Everyone wants to get a good night's sleep.  But when you have ADHD, it can be even more challenging.  
Sleep problems often go hand in hand with ADHD. And when you don't sleep well, you can have more trouble focusing.

What Your Doctor Checks First

Finding and treating any sleep problems outside of your ADHD is the first step to sleeping well. Your doctor will first want to rule out conditions like sleep apnea, insomnia, or snoring.  

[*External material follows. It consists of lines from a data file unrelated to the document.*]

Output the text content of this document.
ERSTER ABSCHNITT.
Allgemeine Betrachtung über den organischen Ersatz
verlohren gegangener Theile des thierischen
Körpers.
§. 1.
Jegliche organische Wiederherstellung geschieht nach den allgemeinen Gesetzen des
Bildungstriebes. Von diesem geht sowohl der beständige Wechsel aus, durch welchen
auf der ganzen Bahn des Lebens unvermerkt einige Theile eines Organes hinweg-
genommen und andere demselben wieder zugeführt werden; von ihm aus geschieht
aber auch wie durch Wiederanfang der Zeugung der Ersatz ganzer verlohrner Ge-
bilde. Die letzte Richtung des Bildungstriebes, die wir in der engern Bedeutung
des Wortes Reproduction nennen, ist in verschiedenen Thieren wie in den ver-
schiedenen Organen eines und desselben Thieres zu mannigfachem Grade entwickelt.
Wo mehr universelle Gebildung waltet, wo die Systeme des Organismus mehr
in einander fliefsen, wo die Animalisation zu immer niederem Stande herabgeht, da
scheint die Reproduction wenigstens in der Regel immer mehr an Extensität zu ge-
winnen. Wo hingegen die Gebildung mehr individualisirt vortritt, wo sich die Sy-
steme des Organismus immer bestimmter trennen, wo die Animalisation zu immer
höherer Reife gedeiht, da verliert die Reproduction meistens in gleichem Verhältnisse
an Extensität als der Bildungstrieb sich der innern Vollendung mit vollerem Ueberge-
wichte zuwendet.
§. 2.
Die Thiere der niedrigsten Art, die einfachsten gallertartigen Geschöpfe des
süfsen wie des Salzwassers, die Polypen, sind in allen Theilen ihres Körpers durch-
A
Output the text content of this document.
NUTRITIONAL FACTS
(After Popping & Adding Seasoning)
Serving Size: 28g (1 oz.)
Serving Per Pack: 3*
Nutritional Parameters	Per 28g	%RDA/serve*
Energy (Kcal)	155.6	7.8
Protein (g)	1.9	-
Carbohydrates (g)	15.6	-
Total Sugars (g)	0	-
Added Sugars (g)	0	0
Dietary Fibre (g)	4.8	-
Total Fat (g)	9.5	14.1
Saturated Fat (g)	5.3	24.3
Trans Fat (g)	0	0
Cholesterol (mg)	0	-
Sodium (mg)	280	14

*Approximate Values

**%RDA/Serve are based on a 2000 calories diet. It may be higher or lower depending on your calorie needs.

Sometimes, sleep problems can be due to your ADHD symptoms. People with ADHD often complain that their minds are overactive and keep churning when they go to sleep, "They have difficulty turning off and going to bed,” says Lenard Adler, MD, professor of psychiatry at NYU Langone Medical Center.

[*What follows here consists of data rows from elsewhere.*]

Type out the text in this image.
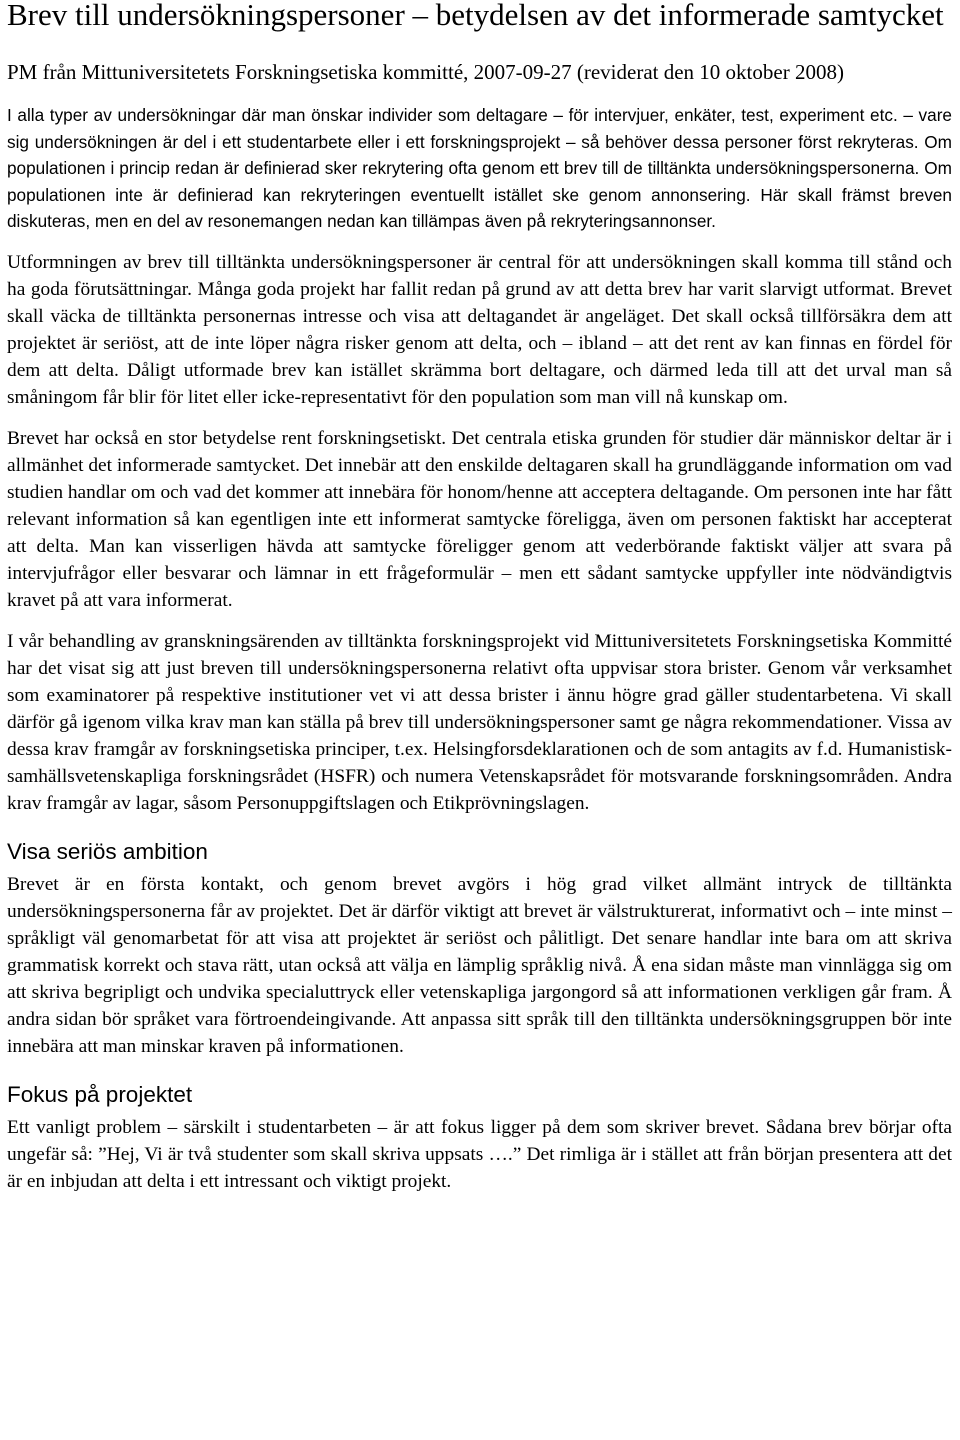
Brev till undersökningspersoner – betydelsen av det informerade samtycket
PM från Mittuniversitetets Forskningsetiska kommitté, 2007-09-27 (reviderat den 10 oktober 2008)

I alla typer av undersökningar där man önskar individer som deltagare – för intervjuer, enkäter, test, experiment etc. – vare sig undersökningen är del i ett studentarbete eller i ett forskningsprojekt – så behöver dessa personer först rekryteras. Om populationen i princip redan är definierad sker rekrytering ofta genom ett brev till de tilltänkta undersökningspersonerna. Om populationen inte är definierad kan rekryteringen eventuellt istället ske genom annonsering. Här skall främst breven diskuteras, men en del av resonemangen nedan kan tillämpas även på rekryteringsannonser.

Utformningen av brev till tilltänkta undersökningspersoner är central för att undersökningen skall komma till stånd och ha goda förutsättningar. Många goda projekt har fallit redan på grund av att detta brev har varit slarvigt utformat. Brevet skall väcka de tilltänkta personernas intresse och visa att deltagandet är angeläget. Det skall också tillförsäkra dem att projektet är seriöst, att de inte löper några risker genom att delta, och – ibland – att det rent av kan finnas en fördel för dem att delta. Dåligt utformade brev kan istället skrämma bort deltagare, och därmed leda till att det urval man så småningom får blir för litet eller icke-representativt för den population som man vill nå kunskap om.

Brevet har också en stor betydelse rent forskningsetiskt. Det centrala etiska grunden för studier där människor deltar är i allmänhet det informerade samtycket. Det innebär att den enskilde deltagaren skall ha grundläggande information om vad studien handlar om och vad det kommer att innebära för honom/henne att acceptera deltagande. Om personen inte har fått relevant information så kan egentligen inte ett informerat samtycke föreligga, även om personen faktiskt har accepterat att delta. Man kan visserligen hävda att samtycke föreligger genom att vederbörande faktiskt väljer att svara på intervjufrågor eller besvarar och lämnar in ett frågeformulär – men ett sådant samtycke uppfyller inte nödvändigtvis kravet på att vara informerat.

I vår behandling av granskningsärenden av tilltänkta forskningsprojekt vid Mittuniversitetets Forskningsetiska Kommitté har det visat sig att just breven till undersökningspersonerna relativt ofta uppvisar stora brister. Genom vår verksamhet som examinatorer på respektive institutioner vet vi att dessa brister i ännu högre grad gäller studentarbetena. Vi skall därför gå igenom vilka krav man kan ställa på brev till undersökningspersoner samt ge några rekommendationer. Vissa av dessa krav framgår av forskningsetiska principer, t.ex. Helsingforsdeklarationen och de som antagits av f.d. Humanistisk-samhällsvetenskapliga forskningsrådet (HSFR) och numera Vetenskapsrådet för motsvarande forskningsområden. Andra krav framgår av lagar, såsom Personuppgiftslagen och Etikprövningslagen.

Visa seriös ambition

Brevet är en första kontakt, och genom brevet avgörs i hög grad vilket allmänt intryck de tilltänkta undersökningspersonerna får av projektet. Det är därför viktigt att brevet är välstrukturerat, informativt och – inte minst – språkligt väl genomarbetat för att visa att projektet är seriöst och pålitligt. Det senare handlar inte bara om att skriva grammatisk korrekt och stava rätt, utan också att välja en lämplig språklig nivå. Å ena sidan måste man vinnlägga sig om att skriva begripligt och undvika specialuttryck eller vetenskapliga jargongord så att informationen verkligen går fram. Å andra sidan bör språket vara förtroendeingivande. Att anpassa sitt språk till den tilltänkta undersökningsgruppen bör inte innebära att man minskar kraven på informationen.

Fokus på projektet

Ett vanligt problem – särskilt i studentarbeten – är att fokus ligger på dem som skriver brevet. Sådana brev börjar ofta ungefär så: ”Hej, Vi är två studenter som skall skriva uppsats ….” Det rimliga är i stället att från början presentera att det är en inbjudan att delta i ett intressant och viktigt projekt.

You may know that you should go to sleep, but you want to read one more chapter in your book, or watch one more TV show. Before you know it, you're up hours past your bedtime.  

"These are symptoms of self-management and self-control," says J. Russell Ramsay, PhD, co-director of the University of Pennsylvania Adult ADHD Treatment & Research Program. "They think, 'I know exactly what I need to do, but I have a hard time doing it.'"

Sleep Better

To help you sleep better, practice these good sleep habits:
•Don't have caffeine after lunch.
•Turn off all bright screens (computer, TV, tablets, phones) an hour before bed. Bright screens trick your eyes into thinking it's daytime.
•Exercise regularly.
•Set a calming bedtime routine, such as reading, taking a bath, or stretching.
•Try meditation, yoga, deep breathing, or listening to music to help you relax.

Does Your Medication Play a Role?

If you still can't shut off your mind at night, consider adjusting your ADHD medication.  The medication can interfere with sleep, and it may help to take your medication earlier or later in the day.  

"Your doctor can change the timing of dose or give you a nonstimulant option or longer-acting medications that if taken early enough in the day, they'll wear off," Ramsay says. 

Talk with your doctor to decide what may be best for you.